Infact they are so many, I can hardly jot them all down over here. But still, to recount
· When needed in urgency to wrap some trash, I tear of from the newspaper which is of the same day and feel relaxed to do away with the junk.(otherwise I don’t allow anyone to do so even from a week old newspaper)
· I lie down on return from movie or party without changing to home attire(whereas otherwise I don’t do that even when I am stiff tired.)
To recall from past,
When my aunt was fast asleep one afternoon,I took out my uncle’s scooter and kicked it on to ride it almost for an hour to find a u turn which could bring me back home because I did not know then to ride a geared vehicle or manage it or stop it midway to take a turn back.Back home, my aunt was horrified to find neither of us..scooter and me.Few months later I did same adventure with my colleagues bike when few staff members had gone to a temple some 50 kilometers from Rajkot when I was working there.I convinced them of my grasp on bike riding(which I hardly rode earlier) and took it from one of them only to fly on road.I never saw the speedometer during my 15 minutes of ride on NH8,but could feel the thrill to fly on road.(being a perfectionist I would have never done either of them knowing it could have caused my life also)
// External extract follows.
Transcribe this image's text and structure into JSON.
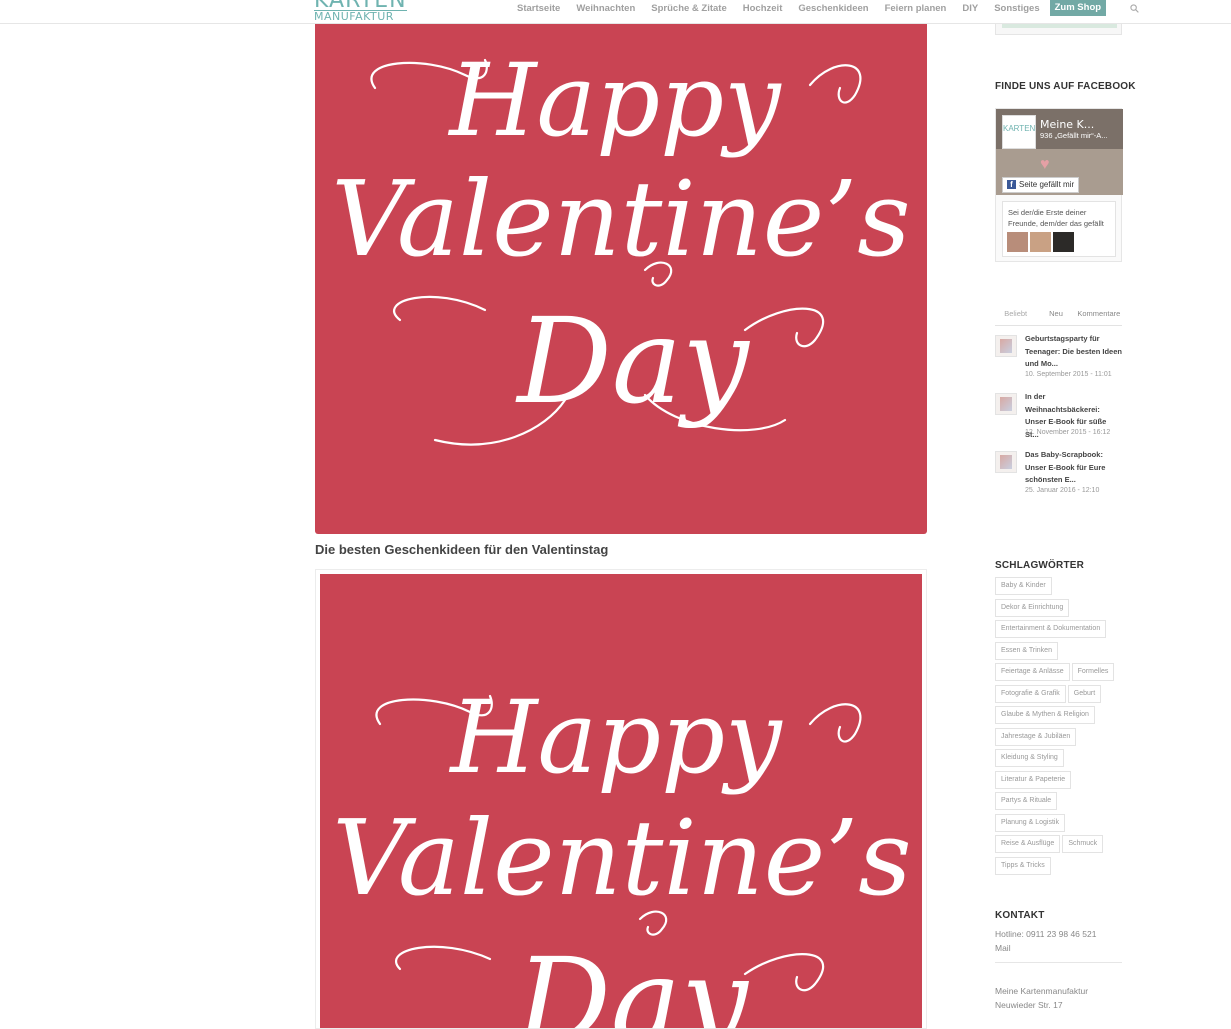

· While pursuing my engineering, I stayed in a hostel managed by a very strict warden. Girls of 6 rooms of the hostel were not allowed to stand in the balcony during evenings or night,because light of the huge halogen standing on top of the terrace fell directly on these room’s balconies, and boys who stayed in building next compound use to create noisy disruption, do monkey business while passing besides the girls hostel.Well, we could not take the jail for more time, and one of my electrical discipline hostel mate took me in confidence to fuse the light so that we could rest in peace in balcony for atleast some day.And we did this thrice after every repair, atlast to make it a permanent damage to the hostel and permanent freedom to us.(Being otherwise ,I would neither confide in such deeds, not let others too do so)
· During college, while going for a morning coffee to canteen with a senior girl, I held the collars and hit a miscreant boy who was accompanied by dozen guys like him and who stopped us to settle some old quarrel with my senior and used bad words with her. Though I had nothing to do with the matter, unintentionally I got involved and subsequently got famous for daring deed which I quite secretly enjoyed(being otherwise,I would never get involved,not to the hitting extent with those troublemakers holding the worse history around)
· When I was working for a finance firm, we had a meeting lined up with an HNI client. Three of us, me, my boss and her boss went to meet her. By the time we finished our meeting, it had started raining very heavily. We had to reach office in time and mail the meeting details to HO, to get the proposal approved the same day. My boss’boss offered us lift back to office though he had another meeting far off, which we rejected and suggested to go on our own. Somehow we managed to reach office building in an hour and a half,but by then we both were completely drenched. Though my boss argued so much to get back to work, but I convinced her to make it a chutti for both of us to have the famous hot corn maize being sold outside the law garden. Having that corn my boss left for home and I enjoyed rains for two more hours before leaving for home.(otherwise I would never leave work for fun).
Well, many more incidents and deeds can be added to the list above which surely proves that I enjoy life being a non-perfectionist as well besides perfectionism being my pinnacle agenda or trait OR MAY BE SO I BELIEVE/BEHAVE.